The true essence of Ramadan greeted us this year, usually we spend time making amazing dishes etc, this year we had to make do with what food we have had at home, no pressure, everyone has been relaxed and appreciating the food available and simplicity has been good.
The children are growing up in a fast generation and to see the simplicity and family being together for 30 days has made them appreciate.
It has made us more giving and appreciate, because in some places around the world there are people who can’t even break their fast.
The kids this time have had time to reflect and have decided to donate their own money during this Ramadan, it has made them think about more about people around.
Since they were little, we have never had a Ramadan where all 30 days have been spent together, I have savoured every single day and captured as many memories as I could.
We have connected with family via facetime video calls and this has been nice. It has been negotiating ways of how to make them feel better, interact with the family via tech etc.
Ramadan for us is a month of looking out for others, think about people who don’t have enough, there has been a lot of charity work going on, giving food parcels this year, supporting the vulnerable. I will be able to spend more time decorating as we are more relaxed and will be trying to capture via photos, texts videos for them to see later as memories. This year they are so much more excited and wanting to get ready, all dressed up, eat together, make and share memories”.
British Asia News also spoke to Aalya Rehman from Little One Childminding in Bradford, and asked how the pandemic impacted the holy month of Ramadan for her and her family, she said “There were no time constraints, this year as usually we are majorly sleep deprived, we have work and family duties. But this Ramadan we were able to rest whenever we needed to and pray at the times we needed to.
Life was not a rush this Ramadan, however I think lots of men would have been feeling it more as they have more of a connection with the mosques. As a result the daily normal prayers and the special Taraweeh prayers are all being prayed at home.
Then there is the community aspect so inviting and being invited for iftar (opening of the fast), this has not been possible due to COVID-19.
During these unusual times our neighbours were a little unsure at first whether they should give food out daily, but we sent it on the first day and then everyone started giving it too.
Lots of people are choosing to distribute pre-packaged food, which is also nice and different. There is a huge incredible increase in helping others. Our charity AALYA (Always Around Lending You A hand) has been very busy giving food packages out to the elderly and vulnerable. Lots of mental health patients have been in touch this time.
The council are also doing food parcels but they give it on a next day basis so cant react immediately whereas we can and so we have.
We are looking after around 35 refugee families that have very recently arrived to the UK and have no access to public funds and only get £5 a day. Delivering food parcels weekly, we have met some really needy and vulnerable people and it’s been really sad when we get there, and they start crying because they have literally had nothing and no one to turn to.
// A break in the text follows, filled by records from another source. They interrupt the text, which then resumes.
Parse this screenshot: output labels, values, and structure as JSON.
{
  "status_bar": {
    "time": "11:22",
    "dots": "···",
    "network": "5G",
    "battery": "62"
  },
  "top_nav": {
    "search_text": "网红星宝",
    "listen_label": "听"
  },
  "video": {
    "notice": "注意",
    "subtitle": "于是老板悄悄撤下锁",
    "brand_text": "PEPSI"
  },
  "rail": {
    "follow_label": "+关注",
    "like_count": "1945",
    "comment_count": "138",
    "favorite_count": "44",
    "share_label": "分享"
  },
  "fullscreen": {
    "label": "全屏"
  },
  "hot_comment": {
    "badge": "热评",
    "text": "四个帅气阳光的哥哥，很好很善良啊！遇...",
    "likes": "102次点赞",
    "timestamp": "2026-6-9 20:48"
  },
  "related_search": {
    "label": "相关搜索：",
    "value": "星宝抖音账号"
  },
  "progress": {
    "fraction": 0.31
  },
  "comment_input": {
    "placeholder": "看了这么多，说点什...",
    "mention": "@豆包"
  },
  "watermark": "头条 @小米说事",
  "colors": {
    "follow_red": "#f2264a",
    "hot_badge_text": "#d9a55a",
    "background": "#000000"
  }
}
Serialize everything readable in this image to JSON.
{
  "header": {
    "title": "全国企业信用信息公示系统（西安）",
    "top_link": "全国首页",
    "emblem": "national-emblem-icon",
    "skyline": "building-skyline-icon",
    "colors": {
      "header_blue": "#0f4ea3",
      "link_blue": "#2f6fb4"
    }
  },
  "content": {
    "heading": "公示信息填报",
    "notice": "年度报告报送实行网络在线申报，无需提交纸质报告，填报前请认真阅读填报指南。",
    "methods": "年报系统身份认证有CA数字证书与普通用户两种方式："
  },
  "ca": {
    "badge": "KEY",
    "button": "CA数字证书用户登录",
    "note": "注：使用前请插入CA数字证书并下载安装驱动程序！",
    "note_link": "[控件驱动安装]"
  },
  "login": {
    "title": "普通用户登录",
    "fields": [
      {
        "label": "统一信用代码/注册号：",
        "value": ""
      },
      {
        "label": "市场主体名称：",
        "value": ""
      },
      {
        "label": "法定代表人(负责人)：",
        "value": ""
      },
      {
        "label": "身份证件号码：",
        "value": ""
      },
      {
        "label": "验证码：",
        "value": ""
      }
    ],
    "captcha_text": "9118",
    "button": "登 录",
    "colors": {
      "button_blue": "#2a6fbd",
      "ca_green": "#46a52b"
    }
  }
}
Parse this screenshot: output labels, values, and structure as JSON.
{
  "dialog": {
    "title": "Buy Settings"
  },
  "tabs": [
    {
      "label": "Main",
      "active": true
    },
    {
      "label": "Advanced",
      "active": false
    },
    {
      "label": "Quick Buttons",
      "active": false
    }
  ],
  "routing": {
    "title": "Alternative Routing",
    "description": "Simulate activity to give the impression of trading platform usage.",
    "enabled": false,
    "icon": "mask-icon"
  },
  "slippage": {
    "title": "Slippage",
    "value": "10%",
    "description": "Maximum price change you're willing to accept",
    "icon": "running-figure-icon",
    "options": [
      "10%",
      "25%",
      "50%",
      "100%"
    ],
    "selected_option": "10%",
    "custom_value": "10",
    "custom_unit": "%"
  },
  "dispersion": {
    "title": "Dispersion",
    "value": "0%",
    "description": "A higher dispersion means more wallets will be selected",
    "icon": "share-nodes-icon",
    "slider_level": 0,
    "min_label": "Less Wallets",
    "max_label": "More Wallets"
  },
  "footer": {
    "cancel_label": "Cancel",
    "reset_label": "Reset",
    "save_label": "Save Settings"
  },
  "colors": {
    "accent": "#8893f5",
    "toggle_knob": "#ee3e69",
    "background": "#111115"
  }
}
These have been mainly mental health patients, it has made this Ramadan more meaningful being able to help the community and vulnerable. As a family we are all looking forward to celebrating Eid today”.
This year Ramzan the holy month of fasting by Muslims worldwide during the ninth month of the Islamic calendar was different and as we read above, it was appreciated with the basics, more giving, more time, and having more connection with the faith
As Muslims across the globe celebrate Eid today on Sunday May 24th 2020 British Asia News wishes you all a happy Eid and Eid Mubarak.